To that end, the town board is considering hiring a consultant who would work with planners and other officials. The town is already in the midst of a comprehensive planning process that is gathering input from residents on a vision for the town.

The estate

The Kittredge Estate began being developed in the 1990s. The 120,000-square-foot compound features a 25,000-square-foot home with five bedrooms, 8½ bathrooms, a full kitchen and 11 fireplaces; a nine-hole golf course; two climate-controlled car barns that hold up to 60 vehicles; a 55,000-square-foot spa building with a sauna, steam room, locker rooms and massage rooms; and a 4,000-square-foot gym.

There is also an indoor tennis court; a 4,000-square-foot stage where bands such as Hall & Oates and The Doobie Brothers have performed; a video arcade with slots, pinball machines and carnival-style Skee-Ball; a three-lane bowling alley and billiards room; and an indoor water park with slides, waterfalls and palm trees.

Joshua Wallack, the Kittredge family’s development manager for what’s called Juggler Meadow Estate, is expected to provide an overview of the redevelopment at the Planning Board meeting on Wednesday, Dec. 13, at 7 p.m. at Town Hall. A site visit to the property for Planning Board members and their guests had been scheduled for that afternoon, but is being postponed until after the meeting.

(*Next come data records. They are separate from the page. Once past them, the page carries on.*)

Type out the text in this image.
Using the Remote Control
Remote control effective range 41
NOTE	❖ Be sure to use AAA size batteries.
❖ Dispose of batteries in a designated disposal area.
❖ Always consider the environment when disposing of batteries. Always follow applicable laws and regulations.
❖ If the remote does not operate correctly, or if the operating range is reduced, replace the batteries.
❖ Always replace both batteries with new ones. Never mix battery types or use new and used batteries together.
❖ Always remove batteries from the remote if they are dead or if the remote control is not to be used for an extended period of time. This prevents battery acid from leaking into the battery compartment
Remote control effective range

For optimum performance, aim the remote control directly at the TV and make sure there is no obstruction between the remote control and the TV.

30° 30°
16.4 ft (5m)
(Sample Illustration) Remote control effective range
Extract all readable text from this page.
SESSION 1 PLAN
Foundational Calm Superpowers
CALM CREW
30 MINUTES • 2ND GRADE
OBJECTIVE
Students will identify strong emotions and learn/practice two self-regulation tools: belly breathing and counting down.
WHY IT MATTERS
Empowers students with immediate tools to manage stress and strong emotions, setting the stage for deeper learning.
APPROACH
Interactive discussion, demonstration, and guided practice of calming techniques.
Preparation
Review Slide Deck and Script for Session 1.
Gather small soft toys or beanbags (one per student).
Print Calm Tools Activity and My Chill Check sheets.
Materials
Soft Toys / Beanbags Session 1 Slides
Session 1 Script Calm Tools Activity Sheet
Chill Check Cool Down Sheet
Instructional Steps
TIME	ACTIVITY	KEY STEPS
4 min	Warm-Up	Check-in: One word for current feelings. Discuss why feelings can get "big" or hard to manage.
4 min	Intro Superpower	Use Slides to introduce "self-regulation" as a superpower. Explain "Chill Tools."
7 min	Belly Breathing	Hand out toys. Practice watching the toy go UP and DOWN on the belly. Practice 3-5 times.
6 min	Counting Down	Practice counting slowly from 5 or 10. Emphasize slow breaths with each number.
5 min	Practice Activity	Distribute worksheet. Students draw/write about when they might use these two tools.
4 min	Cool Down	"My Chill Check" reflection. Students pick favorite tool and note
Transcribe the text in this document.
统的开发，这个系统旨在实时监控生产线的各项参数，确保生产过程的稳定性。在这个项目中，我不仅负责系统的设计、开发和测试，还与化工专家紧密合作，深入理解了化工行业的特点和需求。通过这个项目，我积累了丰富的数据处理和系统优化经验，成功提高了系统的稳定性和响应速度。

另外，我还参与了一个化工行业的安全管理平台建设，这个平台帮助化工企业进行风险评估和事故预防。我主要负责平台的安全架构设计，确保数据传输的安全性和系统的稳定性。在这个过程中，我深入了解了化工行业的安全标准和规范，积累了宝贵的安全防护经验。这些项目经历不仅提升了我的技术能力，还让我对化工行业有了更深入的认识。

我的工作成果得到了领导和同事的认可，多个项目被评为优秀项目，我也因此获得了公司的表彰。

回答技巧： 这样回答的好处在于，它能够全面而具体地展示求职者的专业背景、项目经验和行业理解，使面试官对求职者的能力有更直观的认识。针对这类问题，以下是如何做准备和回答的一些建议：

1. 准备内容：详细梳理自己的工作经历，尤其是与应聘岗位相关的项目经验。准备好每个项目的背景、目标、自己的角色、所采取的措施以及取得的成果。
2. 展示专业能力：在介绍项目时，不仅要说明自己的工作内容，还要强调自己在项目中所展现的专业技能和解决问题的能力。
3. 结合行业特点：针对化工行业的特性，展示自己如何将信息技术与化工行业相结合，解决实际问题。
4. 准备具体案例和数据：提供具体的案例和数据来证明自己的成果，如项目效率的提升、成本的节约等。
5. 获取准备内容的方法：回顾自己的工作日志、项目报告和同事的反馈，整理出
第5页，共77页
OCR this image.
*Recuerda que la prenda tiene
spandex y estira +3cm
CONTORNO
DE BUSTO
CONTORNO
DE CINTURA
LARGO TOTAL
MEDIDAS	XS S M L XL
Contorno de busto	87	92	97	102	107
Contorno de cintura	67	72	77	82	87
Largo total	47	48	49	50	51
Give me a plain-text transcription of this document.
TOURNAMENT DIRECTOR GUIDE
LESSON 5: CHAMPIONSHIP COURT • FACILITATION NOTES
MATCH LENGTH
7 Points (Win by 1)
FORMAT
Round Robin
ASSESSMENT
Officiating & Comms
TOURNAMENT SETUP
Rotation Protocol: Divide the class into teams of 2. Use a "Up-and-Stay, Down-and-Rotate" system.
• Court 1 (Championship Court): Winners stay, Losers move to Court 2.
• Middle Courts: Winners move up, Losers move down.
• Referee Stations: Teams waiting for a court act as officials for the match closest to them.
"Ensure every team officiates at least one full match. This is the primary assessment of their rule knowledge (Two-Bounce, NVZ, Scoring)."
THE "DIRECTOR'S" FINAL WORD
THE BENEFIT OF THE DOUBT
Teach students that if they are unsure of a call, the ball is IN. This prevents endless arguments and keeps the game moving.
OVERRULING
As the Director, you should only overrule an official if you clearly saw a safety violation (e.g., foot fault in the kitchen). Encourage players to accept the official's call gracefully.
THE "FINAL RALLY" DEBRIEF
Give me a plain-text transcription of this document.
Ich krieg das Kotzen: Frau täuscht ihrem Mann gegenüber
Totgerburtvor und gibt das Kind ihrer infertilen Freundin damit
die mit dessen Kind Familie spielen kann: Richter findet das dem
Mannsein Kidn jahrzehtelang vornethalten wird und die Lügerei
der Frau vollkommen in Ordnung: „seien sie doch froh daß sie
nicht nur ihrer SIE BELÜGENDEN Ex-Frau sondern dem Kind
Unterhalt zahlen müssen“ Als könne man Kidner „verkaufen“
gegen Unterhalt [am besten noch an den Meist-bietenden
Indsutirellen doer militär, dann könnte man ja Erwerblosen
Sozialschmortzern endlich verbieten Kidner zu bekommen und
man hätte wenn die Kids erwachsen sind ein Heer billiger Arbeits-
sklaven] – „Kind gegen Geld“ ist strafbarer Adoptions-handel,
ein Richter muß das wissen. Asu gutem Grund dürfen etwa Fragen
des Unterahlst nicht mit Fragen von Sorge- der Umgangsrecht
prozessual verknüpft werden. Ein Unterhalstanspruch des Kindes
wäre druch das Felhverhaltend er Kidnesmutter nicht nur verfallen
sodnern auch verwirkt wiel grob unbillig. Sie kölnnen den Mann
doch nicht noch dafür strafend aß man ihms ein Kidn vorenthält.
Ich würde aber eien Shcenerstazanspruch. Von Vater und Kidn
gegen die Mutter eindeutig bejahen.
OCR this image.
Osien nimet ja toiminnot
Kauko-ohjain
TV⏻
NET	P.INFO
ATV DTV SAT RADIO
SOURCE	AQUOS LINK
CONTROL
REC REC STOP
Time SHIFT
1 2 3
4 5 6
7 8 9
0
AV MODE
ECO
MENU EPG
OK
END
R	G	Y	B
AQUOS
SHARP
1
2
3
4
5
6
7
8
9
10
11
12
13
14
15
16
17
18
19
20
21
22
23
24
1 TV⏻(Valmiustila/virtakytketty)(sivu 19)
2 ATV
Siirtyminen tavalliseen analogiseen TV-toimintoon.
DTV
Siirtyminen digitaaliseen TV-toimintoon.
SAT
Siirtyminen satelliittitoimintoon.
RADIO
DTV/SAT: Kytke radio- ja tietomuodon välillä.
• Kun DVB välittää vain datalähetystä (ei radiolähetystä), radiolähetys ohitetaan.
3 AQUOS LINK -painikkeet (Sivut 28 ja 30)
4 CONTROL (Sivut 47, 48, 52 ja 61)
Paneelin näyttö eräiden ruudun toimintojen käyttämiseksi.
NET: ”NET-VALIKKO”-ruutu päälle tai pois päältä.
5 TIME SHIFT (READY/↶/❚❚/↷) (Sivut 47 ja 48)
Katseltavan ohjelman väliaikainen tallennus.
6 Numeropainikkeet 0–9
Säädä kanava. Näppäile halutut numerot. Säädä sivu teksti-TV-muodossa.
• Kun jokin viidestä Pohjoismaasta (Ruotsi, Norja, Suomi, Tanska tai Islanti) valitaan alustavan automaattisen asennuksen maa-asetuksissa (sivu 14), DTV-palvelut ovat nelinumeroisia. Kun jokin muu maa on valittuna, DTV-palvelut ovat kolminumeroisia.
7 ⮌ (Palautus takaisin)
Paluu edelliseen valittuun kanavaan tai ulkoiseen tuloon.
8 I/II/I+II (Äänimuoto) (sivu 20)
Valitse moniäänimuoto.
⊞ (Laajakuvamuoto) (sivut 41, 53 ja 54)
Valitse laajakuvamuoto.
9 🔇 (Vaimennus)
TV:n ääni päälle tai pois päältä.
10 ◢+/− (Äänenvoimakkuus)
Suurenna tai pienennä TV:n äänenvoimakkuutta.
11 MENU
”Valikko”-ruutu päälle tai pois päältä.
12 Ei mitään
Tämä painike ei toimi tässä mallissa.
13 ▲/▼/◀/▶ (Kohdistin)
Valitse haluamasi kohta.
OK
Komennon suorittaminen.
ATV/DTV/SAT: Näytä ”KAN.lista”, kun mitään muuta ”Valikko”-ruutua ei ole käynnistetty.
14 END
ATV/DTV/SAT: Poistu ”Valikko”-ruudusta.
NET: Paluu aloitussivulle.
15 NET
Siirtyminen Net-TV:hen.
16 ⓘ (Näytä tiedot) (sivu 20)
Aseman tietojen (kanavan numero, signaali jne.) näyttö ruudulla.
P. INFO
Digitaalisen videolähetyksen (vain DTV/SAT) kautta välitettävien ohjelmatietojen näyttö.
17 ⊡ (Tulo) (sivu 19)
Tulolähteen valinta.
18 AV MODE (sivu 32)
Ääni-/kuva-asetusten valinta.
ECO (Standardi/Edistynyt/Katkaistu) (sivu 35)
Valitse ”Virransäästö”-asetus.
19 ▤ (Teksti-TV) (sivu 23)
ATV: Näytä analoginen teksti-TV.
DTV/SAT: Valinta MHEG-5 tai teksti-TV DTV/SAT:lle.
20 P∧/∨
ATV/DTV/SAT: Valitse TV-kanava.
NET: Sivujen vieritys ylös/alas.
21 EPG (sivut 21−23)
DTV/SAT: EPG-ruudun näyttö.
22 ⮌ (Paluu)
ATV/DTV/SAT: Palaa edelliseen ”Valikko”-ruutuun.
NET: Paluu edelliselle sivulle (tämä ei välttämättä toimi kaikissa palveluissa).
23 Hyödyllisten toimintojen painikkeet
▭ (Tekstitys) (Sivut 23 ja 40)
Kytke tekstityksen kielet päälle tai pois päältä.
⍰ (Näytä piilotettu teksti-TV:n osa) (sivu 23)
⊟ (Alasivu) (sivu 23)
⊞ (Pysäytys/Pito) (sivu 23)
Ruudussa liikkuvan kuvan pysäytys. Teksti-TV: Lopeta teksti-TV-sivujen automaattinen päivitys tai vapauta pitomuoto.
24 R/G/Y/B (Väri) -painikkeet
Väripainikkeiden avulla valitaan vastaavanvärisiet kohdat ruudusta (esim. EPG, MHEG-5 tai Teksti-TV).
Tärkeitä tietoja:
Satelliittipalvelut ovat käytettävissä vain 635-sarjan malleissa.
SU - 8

Wallack is handling the project on behalf of Michael J. “Mick” Kittredge III, son of Michael J. Kittredge II, who died in 2019 at the age of 67. The late Kittredge founded the South Deerfield-based Yankee Candle Co. while his son launched Kringle Candle Co. in Bernardston.

Wallack assured the public that there would be ample opportunity to arrange site visits at the estate and learn more about the vision, which can be challenging without seeing the property in person.

Even without formal plans, Leverett officials have already been active in responding to the potential for a huge residential development.

Ewing said that he, Selectboard Chair Tom Hankinson and Town Administrator Marjorie McGinnis recently met with Amherst officials, including Town Manager Paul Bockelman, Planning Director Christine Brestrup and Assistant Town Manager David Ziomek.

“We’d like to coordinate between the two towns as much as possible,” Ewing said.

One of the main issues discussed was about the capacity of the Amherst sewer system. Built as a regional system in the 1970s, it could handle such a development in Leverett.

Another issue, though, could be getting the connection into Leverett. Hankinson said Amherst officials told him that having sewer and water lines run up Leverett Road in Amherst, considered a scenic road, is not ideal, and that adding traffic to the rural road also wouldn’t be compatible with Amherst’s master plan.

But Hankinson said if the Kittredge Estate is redeveloped, he suspects some of those who live there would want to use Juggler Meadow Road to get to Route 63, the state highway where people can travel south to Amherst and north to Montague and Erving. That town road is paved, but is narrow and windy and would need improved infrastructure. In one section, there is a one-lane underpass below a railroad crossing.

There are also the usual concerns developments pose over police and fire protection and public transportation, Hankinson said.

Bockelman said on Tuesday that Amherst officials would have to analyze what extending the sewer and water lines would mean for potential development in Amherst as well. But like with bringing a municipal water line into Leverett to assist homeowners whose wells were contaminated by a former landfill, Bockelman said Amherst would want to be partners with the town, if asked by Leverett officials to extend the lines.

“We will work with our neighbors,” Bockelman said.

On Monday, a handful of residents who live on both Amherst Road and Juggler Meadow Road attended the Planning Board meeting, saying they were there to learn more.

Ewing said that officials, though, are still in the dark as to the specifics.